MODENA- Si chiama "Opzione Donna Proroga al 2018" ed è un gruppo nato su Facebook lo scorso luglio, ma che conta già diverse migliaia di iscritte, di cui molte emiliane.
Creato da Germana Giani, a cui si sono aggiunte la amministratrici Vania Barboni, Giulia Molinaro e Maria Antonietta Ferro il gruppo, che ha già all'attivo diverse iniziative e manifestazioni in tutta Italia, chiede, a nome di tutte le iscritte "che il Governo dia alle donne lavoratrici la possibilità di andare in pensione a 57 anni di età e con 35 anni di contributi anche dopo la fine del 2015", spiega Maria Antonietta Ferro.
In poco tempo sono state raccolte migliaia di adesioni, tanto da attirare l'attenzione di media . Nel gruppo oltre alle lavoratrici dipendenti, si ritrovano anche molte lavoratrici autonome, per le quali la richiesta, al passo con la sperimentazione 243/2004, è di poter andare in pensione a 58 anni di età e sempre con 35 anni di contributi alle spalle, oltre la soglia del 2015.
Opzione donna 2018 ha messo nero su bianco un programma di 5 punti, riuniti in una sorta di "manifesto", che è stato inoltrato, nei mesi scorsi, alla Commissione Parlamentare del Lavoro proprio allo scopo di spiegare nel dettaglio le ragioni delle lavoratrici. Questi 5 punti sono anche il leit motiv delle numerose manifestazioni e iniziative che, portate avanti e sostenute con garbata tenacia, non sono passate inosservate nemmeno da parte delle istituzioni governative.
Le richieste prendono le mosse dalla legge Maroni 243/2004, ritenuta da molte lavoratrici positiva perché, come sostengono le iscritte, "ha permesso di poter conciliare famiglia e mondo del lavoro".
Come scrivono le stesse sostenitrici della legge, e come già riportato da www.stamptoscana.it", in Italia le donne ancora oggi rivestono un ruolo di caregiver e rappresentano l'unico ammortizzatore sociale in un welfare pressoché inesistente". Ecco che, allora,"potersi dedicare a nipoti, familiari disabili, genitori anziani, uscendo anticipatamente dal lavoro con la certezza di un reddito fisso, è divenuta un'esigenza. A 57/58 anni diviene difficile poter continuare a svolgere bene entrambe le mansioni dentro e fuori casa. L'opzione donna sarebbe dunque l'unica ancora di salvezza per le lavoratrici che sono in queste situazioni particolari o hanno esse stesse problemi di salute".

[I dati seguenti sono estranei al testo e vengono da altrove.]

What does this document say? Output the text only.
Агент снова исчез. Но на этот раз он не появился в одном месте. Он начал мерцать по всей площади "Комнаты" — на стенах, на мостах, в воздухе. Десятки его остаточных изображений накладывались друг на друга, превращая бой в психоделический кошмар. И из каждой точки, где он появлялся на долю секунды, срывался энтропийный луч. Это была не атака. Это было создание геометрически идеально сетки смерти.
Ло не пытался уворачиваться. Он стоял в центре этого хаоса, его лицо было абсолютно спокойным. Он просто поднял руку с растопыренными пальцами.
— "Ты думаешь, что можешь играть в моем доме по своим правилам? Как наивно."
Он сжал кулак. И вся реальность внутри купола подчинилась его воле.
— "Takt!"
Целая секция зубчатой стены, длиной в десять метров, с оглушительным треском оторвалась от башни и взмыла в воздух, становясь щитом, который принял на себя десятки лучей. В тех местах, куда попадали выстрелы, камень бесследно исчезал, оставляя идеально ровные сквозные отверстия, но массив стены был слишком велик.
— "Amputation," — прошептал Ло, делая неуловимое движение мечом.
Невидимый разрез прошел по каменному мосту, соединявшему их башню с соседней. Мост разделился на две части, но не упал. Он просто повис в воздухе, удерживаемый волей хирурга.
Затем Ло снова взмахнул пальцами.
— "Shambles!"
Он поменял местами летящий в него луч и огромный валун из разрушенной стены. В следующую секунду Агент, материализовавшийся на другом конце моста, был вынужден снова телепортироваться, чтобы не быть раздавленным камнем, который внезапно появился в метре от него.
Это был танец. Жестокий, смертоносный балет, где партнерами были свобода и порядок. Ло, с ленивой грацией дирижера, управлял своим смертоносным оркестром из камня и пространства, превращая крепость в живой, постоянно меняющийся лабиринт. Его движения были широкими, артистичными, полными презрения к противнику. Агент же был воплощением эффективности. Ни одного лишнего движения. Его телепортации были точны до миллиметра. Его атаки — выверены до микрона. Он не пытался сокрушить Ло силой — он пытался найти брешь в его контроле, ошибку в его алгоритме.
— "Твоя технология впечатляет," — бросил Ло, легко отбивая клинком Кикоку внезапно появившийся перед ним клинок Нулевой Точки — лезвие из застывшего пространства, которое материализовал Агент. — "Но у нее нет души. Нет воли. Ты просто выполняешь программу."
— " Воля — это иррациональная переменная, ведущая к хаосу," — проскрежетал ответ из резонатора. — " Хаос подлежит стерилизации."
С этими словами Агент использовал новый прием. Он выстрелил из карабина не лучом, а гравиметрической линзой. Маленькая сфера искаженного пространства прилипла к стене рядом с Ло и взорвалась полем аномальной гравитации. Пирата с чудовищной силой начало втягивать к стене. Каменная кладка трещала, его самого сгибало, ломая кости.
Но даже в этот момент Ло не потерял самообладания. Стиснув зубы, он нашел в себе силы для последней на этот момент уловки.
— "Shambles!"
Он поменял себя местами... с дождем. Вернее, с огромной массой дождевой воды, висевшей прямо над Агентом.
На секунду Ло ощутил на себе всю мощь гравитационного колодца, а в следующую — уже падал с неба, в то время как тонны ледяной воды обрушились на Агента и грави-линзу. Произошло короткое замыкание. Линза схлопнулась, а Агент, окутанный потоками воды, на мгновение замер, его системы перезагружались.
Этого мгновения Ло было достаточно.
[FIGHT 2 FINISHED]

Altro argomento "forte" delle lavoratrici, riguarda la sostenibilità sociale delle stesse. Infatti, la proroga del regime sperimentale fino al 31/12/2018 consentirebbe a chi non ha più un lavoro certo di non dover divenire un peso per la società. Concedendo una pensione a 57 anni, peraltro ampiamente guadagnata e sostenuta dai 35 anni di contributi, ci si troverebbe a non dover ricorrere a eventuali sussidi di disoccupazione o ammortizzatori sociali. Senza contare poi che allo Stato, nel lungo periodo, conviene pure: infatti, andrebbe incontro a notevoli risparmi dal momento che l'assegno verrebbe calcolato col sistema contributivo.
Che dire poi del ricambio generazionale? La disoccupazione giovanile è alle stelle, ma non si "liberano" posti mandando in pensione i "vecchi" lavoratori. Se davvero si vuole il turnover tra anziani e giovani, la scelta dovrebbe essere dettata dal semplice buonsenso.
Il punto più importante, riguarda la libertà di scelta. L'opzione deve rimanere tale. Intesa ,cioè, come libertà di scelta sulla propria vita e sul proprio futuro. Sono molte, infatti, le donne, che rinuncerebbero a una quota importante dell'assegno mensile, pur di accedere alla pensione anticipata, senza per questo ledere il diritto sacrosanto di altre lavoratrici di scegliere altrimenti.
Sulla base dei "5 punti" sono state inviate due lettere, rispettivamente al Presidente della Repubblica Mattarella sia al Ministro del Lavoro Poletti.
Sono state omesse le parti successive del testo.